Le travestissement comme empowerment : de la parenté inattendue entre judaïsme et art drag

© Lisetta Carmi, I travestiti, Cabiria, 1965-1970,
C-print (2017) on Hahnemühle paper, 30 x 40 cm, edition of 6 plus 1AP
Courtesy of the Artist and Dvir Gallery, Tel Aviv

Longues jambes fuselées, tenues extravagantes, maquillages flamboyants… Vous les avez peut-être vues affichées en grand dans le métro cet été ou en prime time à la télé : je veux bien entendu parler des participantes de la première saison de Drag Race France !

Drag Race, quèsaco ? Il s’agit au départ d’une émission de téléréalité américaine mettant en scène les drag queens les plus talentueuses du pays dans une compétition sans merci (et très drôle) orchestrée par l’inénarrable RuPaul, lui-même vedette drag des années quatre-vingt-dix.

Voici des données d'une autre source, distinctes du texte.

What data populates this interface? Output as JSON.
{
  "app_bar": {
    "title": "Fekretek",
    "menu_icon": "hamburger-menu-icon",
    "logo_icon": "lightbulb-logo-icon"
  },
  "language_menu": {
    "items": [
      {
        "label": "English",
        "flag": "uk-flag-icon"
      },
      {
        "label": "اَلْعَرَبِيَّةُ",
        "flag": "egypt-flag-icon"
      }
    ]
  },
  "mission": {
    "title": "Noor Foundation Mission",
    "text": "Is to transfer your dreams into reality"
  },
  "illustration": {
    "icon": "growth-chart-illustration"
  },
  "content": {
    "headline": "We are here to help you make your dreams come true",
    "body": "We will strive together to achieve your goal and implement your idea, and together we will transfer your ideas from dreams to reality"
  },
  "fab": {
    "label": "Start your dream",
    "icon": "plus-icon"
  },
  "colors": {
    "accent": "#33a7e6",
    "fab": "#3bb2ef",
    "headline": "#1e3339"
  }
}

Depuis sa création en 2009, le show a remporté un succès planétaire, devenant culte dans les communautés LGBTQ+ du monde entier et faisant l’objet de déclinaisons dans de nombreux pays – et récemment, donc, en France. Sa popularité a largement contribué à donner ces dernières années une visibilité sans précédent à l’art drag et à ses reines : les drag queens.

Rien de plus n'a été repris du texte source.